I still think they have at least one final drive chain to each side. Besides we were talking about how to build a fully hyd. vehicle If I was going to build a tracked vehicle I would use a v6 an automatic trans to a car rearend mounted high in the rear go thru the hull to drive the tracks and just use brakes to steer with. No chains no hydraulics.
Doesn't the triton Predator use an independent hydro motor for each wheel ???
The Trackster has no chains at all anywhere. It depends on what the designer of the machine wants for an end goal. If the goal is high speed then I would probably recommend against the hydro route and go with something like Chris is saying. If the goal is precision control and quick reaction I think the hydro set up is proven to be a good route.
The one thing I would never do is a hydro setup and still use chains it kind of defeats the purpose. You get slowness parasitic power loss high engine rpm noise and all the inherant mechanical problems of chains plus the shock on the chains of instant torq. at high engine rpm as the dcv is moved unless an accumulator was installed on each side to soften this shock.

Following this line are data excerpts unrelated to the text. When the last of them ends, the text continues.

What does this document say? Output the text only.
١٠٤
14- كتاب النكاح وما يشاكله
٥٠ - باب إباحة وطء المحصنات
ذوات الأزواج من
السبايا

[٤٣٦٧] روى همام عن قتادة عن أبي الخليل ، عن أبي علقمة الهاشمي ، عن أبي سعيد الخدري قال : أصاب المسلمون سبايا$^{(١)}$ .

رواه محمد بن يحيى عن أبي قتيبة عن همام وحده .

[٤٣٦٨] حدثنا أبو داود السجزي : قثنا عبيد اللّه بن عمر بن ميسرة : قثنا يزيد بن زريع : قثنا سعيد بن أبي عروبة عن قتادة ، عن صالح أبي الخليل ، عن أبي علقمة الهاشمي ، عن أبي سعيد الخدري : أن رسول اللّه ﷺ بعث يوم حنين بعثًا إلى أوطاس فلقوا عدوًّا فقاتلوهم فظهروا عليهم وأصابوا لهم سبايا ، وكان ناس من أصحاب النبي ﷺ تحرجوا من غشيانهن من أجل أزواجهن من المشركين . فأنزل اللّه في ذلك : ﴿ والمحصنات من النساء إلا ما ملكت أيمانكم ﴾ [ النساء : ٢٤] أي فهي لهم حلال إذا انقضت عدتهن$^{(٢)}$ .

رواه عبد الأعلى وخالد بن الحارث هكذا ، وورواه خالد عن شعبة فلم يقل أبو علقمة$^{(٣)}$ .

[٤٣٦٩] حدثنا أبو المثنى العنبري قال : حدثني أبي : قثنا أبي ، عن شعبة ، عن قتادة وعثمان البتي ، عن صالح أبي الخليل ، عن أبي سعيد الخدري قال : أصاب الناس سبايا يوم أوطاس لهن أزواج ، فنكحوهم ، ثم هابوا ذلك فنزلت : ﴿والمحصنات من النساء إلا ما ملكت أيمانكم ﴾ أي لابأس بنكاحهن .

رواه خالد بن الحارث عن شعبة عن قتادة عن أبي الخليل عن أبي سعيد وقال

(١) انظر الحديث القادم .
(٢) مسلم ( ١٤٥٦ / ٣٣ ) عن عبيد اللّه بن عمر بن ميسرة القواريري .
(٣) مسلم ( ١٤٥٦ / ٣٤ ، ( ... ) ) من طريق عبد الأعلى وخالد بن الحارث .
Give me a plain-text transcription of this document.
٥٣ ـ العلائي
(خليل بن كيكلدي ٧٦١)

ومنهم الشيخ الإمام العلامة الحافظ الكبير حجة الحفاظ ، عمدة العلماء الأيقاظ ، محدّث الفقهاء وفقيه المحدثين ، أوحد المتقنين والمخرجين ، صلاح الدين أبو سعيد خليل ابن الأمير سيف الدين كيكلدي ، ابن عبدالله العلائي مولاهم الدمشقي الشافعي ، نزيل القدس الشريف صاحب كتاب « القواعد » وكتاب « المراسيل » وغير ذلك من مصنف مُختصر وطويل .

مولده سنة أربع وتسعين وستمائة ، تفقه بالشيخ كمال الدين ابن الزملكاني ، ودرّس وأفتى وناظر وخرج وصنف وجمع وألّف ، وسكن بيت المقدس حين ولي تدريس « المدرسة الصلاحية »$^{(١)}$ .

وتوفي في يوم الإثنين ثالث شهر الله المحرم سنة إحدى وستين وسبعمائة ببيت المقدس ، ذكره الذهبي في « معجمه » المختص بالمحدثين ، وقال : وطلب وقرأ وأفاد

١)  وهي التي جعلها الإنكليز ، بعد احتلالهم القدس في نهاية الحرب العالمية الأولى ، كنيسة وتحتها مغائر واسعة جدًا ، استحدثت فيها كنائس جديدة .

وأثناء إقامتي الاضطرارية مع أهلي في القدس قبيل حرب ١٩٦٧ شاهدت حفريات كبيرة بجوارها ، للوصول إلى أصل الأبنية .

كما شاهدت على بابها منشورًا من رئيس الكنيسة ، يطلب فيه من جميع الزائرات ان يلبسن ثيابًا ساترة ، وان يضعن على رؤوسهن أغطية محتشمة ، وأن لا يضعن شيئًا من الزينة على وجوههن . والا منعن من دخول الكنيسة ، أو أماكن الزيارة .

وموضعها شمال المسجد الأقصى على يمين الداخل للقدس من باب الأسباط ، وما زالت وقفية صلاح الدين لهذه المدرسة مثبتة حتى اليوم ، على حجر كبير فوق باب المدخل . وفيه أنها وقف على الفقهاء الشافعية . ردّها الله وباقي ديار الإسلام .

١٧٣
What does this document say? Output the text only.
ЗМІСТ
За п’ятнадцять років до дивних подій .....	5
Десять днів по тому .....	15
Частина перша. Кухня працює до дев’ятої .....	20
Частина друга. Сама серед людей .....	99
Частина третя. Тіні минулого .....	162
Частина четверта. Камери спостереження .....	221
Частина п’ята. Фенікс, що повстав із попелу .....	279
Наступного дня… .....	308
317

If you were using single 40# or even 50# chain I would agree. Mud-Ox uses double 60# chain. I beat on it when I drove the gt model, and you would never even know there were chains down there. No slapping or slack in the drive system at all. My biggest and only complaint about the hydro is hp requirements and it lacks that zingyness you get from a t-20. It is more like driving a piece of machinery than a toy. The smile factor comes when you use the hydros for difficult obstacles requiring exact driver input. The level of control is amazing.
l like to buy stuff and no I don't do payments!